Au vu des réponses apportées à ces questions essentielles, votre mission d'information a tiré trois conclusions :

- la nécessité d'une politique industrielle à l'échelle européenne , comme l'a affirmé le manifeste franco-allemand de février 2019, qui adapte le droit de la concurrence compte-tenu des pratiques commerciales déloyales, et d'une politique industrielle nationale qui ne doit pas cantonner l'État à la gestion des crises, mais lui donner les moyens humains et financiers de développer une stratégie centrée sur la reconstruction des chaînes de valeur qui sécurise les débouchés en aval.
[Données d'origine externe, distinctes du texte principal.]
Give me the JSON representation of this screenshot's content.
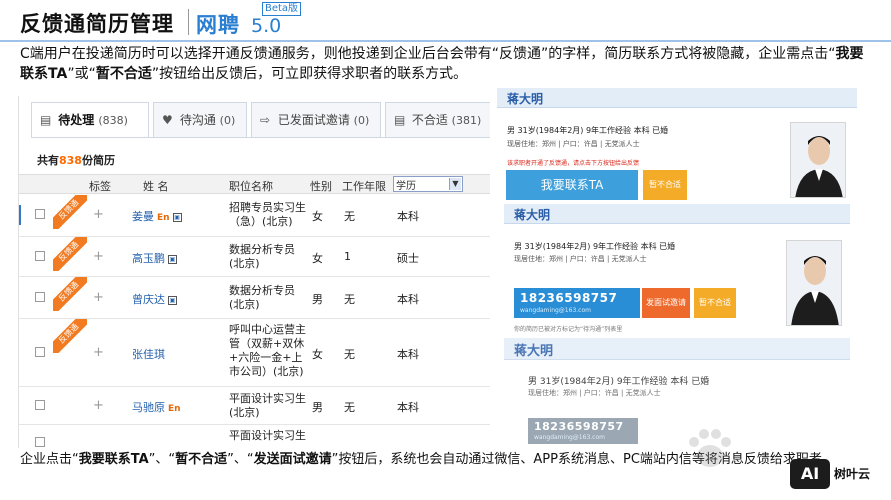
{
  "header": {
    "title": "反馈通简历管理",
    "brand": "网聘",
    "version": "5.0",
    "beta": "Beta版"
  },
  "intro": {
    "part1": "C端用户在投递简历时可以选择开通反馈通服务，则他投递到企业后台会带有“反馈通”的字样，简历联系方式将被隐藏，企业需点击“",
    "btn1": "我要联系TA",
    "part2": "”或“",
    "btn2": "暂不合适",
    "part3": "”按钮给出反馈后，可立即获得求职者的联系方式。"
  },
  "tabs": [
    {
      "icon": "▤",
      "label": "待处理",
      "count": "(838)"
    },
    {
      "icon": "♥",
      "label": "待沟通",
      "count": "(0)"
    },
    {
      "icon": "⇨",
      "label": "已发面试邀请",
      "count": "(0)"
    },
    {
      "icon": "▤",
      "label": "不合适",
      "count": "(381)"
    }
  ],
  "summary": {
    "prefix": "共有",
    "count": "838",
    "suffix": "份简历"
  },
  "columns": {
    "tag": "标签",
    "name": "姓 名",
    "job": "职位名称",
    "gender": "性别",
    "years": "工作年限",
    "edu": "学历"
  },
  "ribbon_label": "反馈通",
  "rows": [
    {
      "name": "姜曼",
      "en": "En",
      "job": "招聘专员实习生（急）(北京)",
      "gender": "女",
      "years": "无",
      "edu": "本科"
    },
    {
      "name": "高玉鹏",
      "en": "",
      "job": "数据分析专员 (北京)",
      "gender": "女",
      "years": "1",
      "edu": "硕士"
    },
    {
      "name": "曾庆达",
      "en": "",
      "job": "数据分析专员 (北京)",
      "gender": "男",
      "years": "无",
      "edu": "本科"
    },
    {
      "name": "张佳琪",
      "en": "",
      "job": "呼叫中心运营主管（双薪+双休+六险一金+上市公司）(北京)",
      "gender": "女",
      "years": "无",
      "edu": "本科"
    },
    {
      "name": "马驰原",
      "en": "En",
      "job": "平面设计实习生(北京)",
      "gender": "男",
      "years": "无",
      "edu": "本科"
    },
    {
      "name": "",
      "en": "",
      "job": "平面设计实习生",
      "gender": "",
      "years": "",
      "edu": ""
    }
  ],
  "resume": {
    "name": "蒋大明",
    "info": "男   31岁(1984年2月)   9年工作经验   本科   已婚",
    "loc": "现居住地：郑州 | 户口：许昌 | 无党派人士",
    "tip_red": "该求职者开通了反馈通，请点击下方按钮给出反馈",
    "btn_contact": "我要联系TA",
    "btn_reject": "暂不合适",
    "phone": "18236598757",
    "email": "wangdaming@163.com",
    "btn_interview": "发面试邀请",
    "tip_gray": "你的简历已被对方标记为“待沟通”列表里",
    "accent_blue": "#3da0dc",
    "accent_orange": "#f4ab27"
  },
  "footer": {
    "part1": "企业点击“",
    "b1": "我要联系TA",
    "part2": "”、“",
    "b2": "暂不合适",
    "part3": "”、“",
    "b3": "发送面试邀请",
    "part4": "”按钮后，系统也会自动通过微信、APP系统消息、PC端站内信等将消息反馈给求职者"
  },
  "watermark": {
    "baidu": "Baidu 经验",
    "aixin": "AI",
    "aixin_text": "树叶云"
  }
}
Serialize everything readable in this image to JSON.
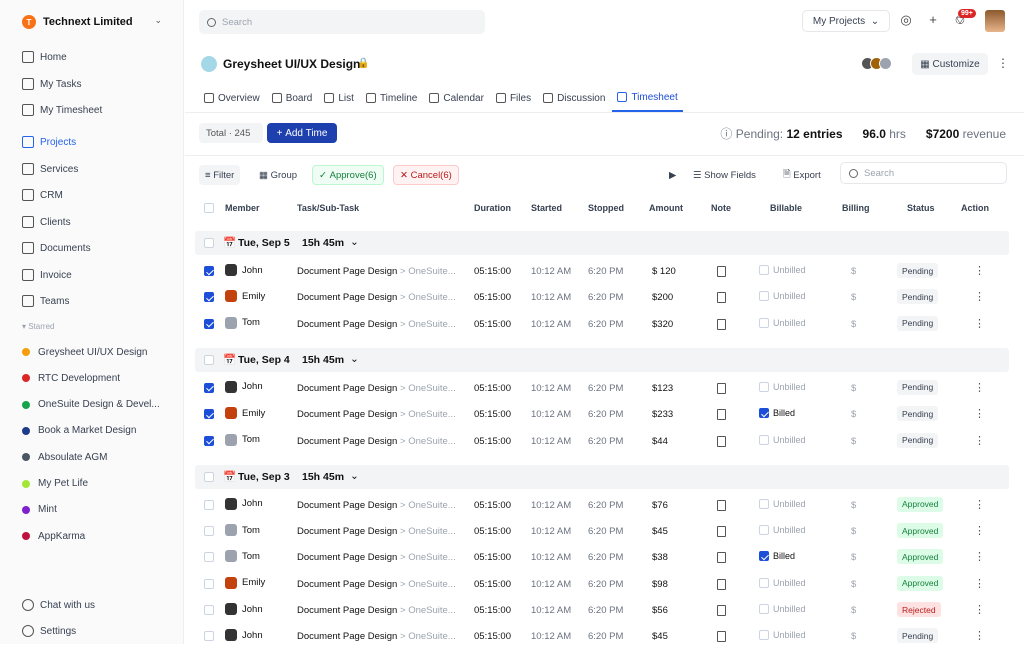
{
  "org": {
    "initial": "T",
    "name": "Technext Limited"
  },
  "nav": [
    {
      "label": "Home",
      "icon": "home-icon"
    },
    {
      "label": "My Tasks",
      "icon": "tasks-icon"
    },
    {
      "label": "My Timesheet",
      "icon": "timesheet-icon"
    },
    {
      "label": "Projects",
      "icon": "projects-icon",
      "active": true
    },
    {
      "label": "Services",
      "icon": "services-icon"
    },
    {
      "label": "CRM",
      "icon": "crm-icon"
    },
    {
      "label": "Clients",
      "icon": "clients-icon"
    },
    {
      "label": "Documents",
      "icon": "documents-icon"
    },
    {
      "label": "Invoice",
      "icon": "invoice-icon"
    },
    {
      "label": "Teams",
      "icon": "teams-icon"
    }
  ],
  "starred_header": "Starred",
  "starred": [
    {
      "label": "Greysheet UI/UX Design",
      "color": "#f59e0b"
    },
    {
      "label": "RTC Development",
      "color": "#dc2626"
    },
    {
      "label": "OneSuite Design & Devel...",
      "color": "#16a34a"
    },
    {
      "label": "Book a Market Design",
      "color": "#1e3a8a"
    },
    {
      "label": "Absoulate AGM",
      "color": "#4b5563"
    },
    {
      "label": "My Pet Life",
      "color": "#a3e635"
    },
    {
      "label": "Mint",
      "color": "#7e22ce"
    },
    {
      "label": "AppKarma",
      "color": "#be123c"
    }
  ],
  "bottom_nav": [
    {
      "label": "Chat with us",
      "icon": "chat-icon"
    },
    {
      "label": "Settings",
      "icon": "settings-icon"
    }
  ],
  "topbar": {
    "search_placeholder": "Search",
    "my_projects": "My Projects",
    "notif_badge": "99+"
  },
  "project": {
    "title": "Greysheet UI/UX Design",
    "customize": "Customize"
  },
  "tabs": [
    {
      "label": "Overview"
    },
    {
      "label": "Board"
    },
    {
      "label": "List"
    },
    {
      "label": "Timeline"
    },
    {
      "label": "Calendar"
    },
    {
      "label": "Files"
    },
    {
      "label": "Discussion"
    },
    {
      "label": "Timesheet",
      "active": true
    }
  ],
  "total_label": "Total · 245",
  "add_time": "Add Time",
  "summary": {
    "pending_label": "Pending:",
    "pending_value": "12 entries",
    "hours_value": "96.0",
    "hours_unit": "hrs",
    "revenue_value": "$7200",
    "revenue_unit": "revenue"
  },
  "toolbar": {
    "filter": "Filter",
    "group": "Group",
    "approve": "Approve(6)",
    "cancel": "Cancel(6)",
    "show_fields": "Show Fields",
    "export": "Export",
    "search_placeholder": "Search"
  },
  "columns": {
    "member": "Member",
    "task": "Task/Sub-Task",
    "duration": "Duration",
    "started": "Started",
    "stopped": "Stopped",
    "amount": "Amount",
    "note": "Note",
    "billable": "Billable",
    "billing": "Billing",
    "status": "Status",
    "action": "Action"
  },
  "groups": [
    {
      "date": "Tue, Sep 5",
      "hours": "15h 45m",
      "rows": [
        {
          "member": "John",
          "task": "Document Page Design",
          "sub": "OneSuite...",
          "duration": "05:15:00",
          "started": "10:12 AM",
          "stopped": "6:20 PM",
          "amount": "$ 120",
          "billable": "Unbilled",
          "billed": false,
          "billing": "$",
          "status": "Pending",
          "checked": true,
          "av": "#333"
        },
        {
          "member": "Emily",
          "task": "Document Page Design",
          "sub": "OneSuite...",
          "duration": "05:15:00",
          "started": "10:12 AM",
          "stopped": "6:20 PM",
          "amount": "$200",
          "billable": "Unbilled",
          "billed": false,
          "billing": "$",
          "status": "Pending",
          "checked": true,
          "av": "#c2410c"
        },
        {
          "member": "Tom",
          "task": "Document Page Design",
          "sub": "OneSuite...",
          "duration": "05:15:00",
          "started": "10:12 AM",
          "stopped": "6:20 PM",
          "amount": "$320",
          "billable": "Unbilled",
          "billed": false,
          "billing": "$",
          "status": "Pending",
          "checked": true,
          "av": "#9ca3af"
        }
      ]
    },
    {
      "date": "Tue, Sep 4",
      "hours": "15h 45m",
      "rows": [
        {
          "member": "John",
          "task": "Document Page Design",
          "sub": "OneSuite...",
          "duration": "05:15:00",
          "started": "10:12 AM",
          "stopped": "6:20 PM",
          "amount": "$123",
          "billable": "Unbilled",
          "billed": false,
          "billing": "$",
          "status": "Pending",
          "checked": true,
          "av": "#333"
        },
        {
          "member": "Emily",
          "task": "Document Page Design",
          "sub": "OneSuite...",
          "duration": "05:15:00",
          "started": "10:12 AM",
          "stopped": "6:20 PM",
          "amount": "$233",
          "billable": "Billed",
          "billed": true,
          "billing": "$",
          "status": "Pending",
          "checked": true,
          "av": "#c2410c"
        },
        {
          "member": "Tom",
          "task": "Document Page Design",
          "sub": "OneSuite...",
          "duration": "05:15:00",
          "started": "10:12 AM",
          "stopped": "6:20 PM",
          "amount": "$44",
          "billable": "Unbilled",
          "billed": false,
          "billing": "$",
          "status": "Pending",
          "checked": true,
          "av": "#9ca3af"
        }
      ]
    },
    {
      "date": "Tue, Sep 3",
      "hours": "15h 45m",
      "rows": [
        {
          "member": "John",
          "task": "Document Page Design",
          "sub": "OneSuite...",
          "duration": "05:15:00",
          "started": "10:12 AM",
          "stopped": "6:20 PM",
          "amount": "$76",
          "billable": "Unbilled",
          "billed": false,
          "billing": "$",
          "status": "Approved",
          "checked": false,
          "av": "#333"
        },
        {
          "member": "Tom",
          "task": "Document Page Design",
          "sub": "OneSuite...",
          "duration": "05:15:00",
          "started": "10:12 AM",
          "stopped": "6:20 PM",
          "amount": "$45",
          "billable": "Unbilled",
          "billed": false,
          "billing": "$",
          "status": "Approved",
          "checked": false,
          "av": "#9ca3af"
        },
        {
          "member": "Tom",
          "task": "Document Page Design",
          "sub": "OneSuite...",
          "duration": "05:15:00",
          "started": "10:12 AM",
          "stopped": "6:20 PM",
          "amount": "$38",
          "billable": "Billed",
          "billed": true,
          "billing": "$",
          "status": "Approved",
          "checked": false,
          "av": "#9ca3af"
        },
        {
          "member": "Emily",
          "task": "Document Page Design",
          "sub": "OneSuite...",
          "duration": "05:15:00",
          "started": "10:12 AM",
          "stopped": "6:20 PM",
          "amount": "$98",
          "billable": "Unbilled",
          "billed": false,
          "billing": "$",
          "status": "Approved",
          "checked": false,
          "av": "#c2410c"
        },
        {
          "member": "John",
          "task": "Document Page Design",
          "sub": "OneSuite...",
          "duration": "05:15:00",
          "started": "10:12 AM",
          "stopped": "6:20 PM",
          "amount": "$56",
          "billable": "Unbilled",
          "billed": false,
          "billing": "$",
          "status": "Rejected",
          "checked": false,
          "av": "#333"
        },
        {
          "member": "John",
          "task": "Document Page Design",
          "sub": "OneSuite...",
          "duration": "05:15:00",
          "started": "10:12 AM",
          "stopped": "6:20 PM",
          "amount": "$45",
          "billable": "Unbilled",
          "billed": false,
          "billing": "$",
          "status": "Pending",
          "checked": false,
          "av": "#333"
        }
      ]
    }
  ]
}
Cette ambition doit se traduire par la reconstitution d'un véritable ministère de l'Industrie en capacité de mettre en oeuvre, à travers Bpifrance, des investissements conséquents.

- la nécessité du partenariat entre l'État et les Régions , incontournables dans l'accompagnement de la transformation de la filière sidérurgique, très fortement ancrée dans des territoires dont elle a parfois construit l'identité régionale. Ce partenariat doit tirer pleinement les conséquences des compétences de développement économique reconnues aux Régions par la loi NOTRe de 2015.

- la nécessité de rendre la filière attractive , alors qu'elle souffre d'une image vieillie et abimée, non seulement en maintenant un haut niveau de recrutements de chercheurs, mais également en adaptant les recrutements à la numérisation de l'industrie 4.0. La sidérurgie doit se donner les moyens de devenir visible et moderne, de davantage communiquer, car l'acier, dont la transition énergétique aura autant besoin que les industries classiques du XX ème siècle, restera indispensable à notre quotidien et à la construction de l'économie de demain.

Un compte rendu de ces déplacements et le procès-verbal des auditions sont publiés dans le tome II de ce rapport.


* 1 Rapport d'information de M. Alain Chatillon, fait au nom de la mission commune d'information sur la désindustrialisation des territoires n° 403 tome I (2010-2011) - 5 avril 2011.

* 2 Rapport d'information de M. Martial Bourquin, fait au nom de la mission commune d'information sur Alstom n° 551 (2017-2018) - 6 juin 2018.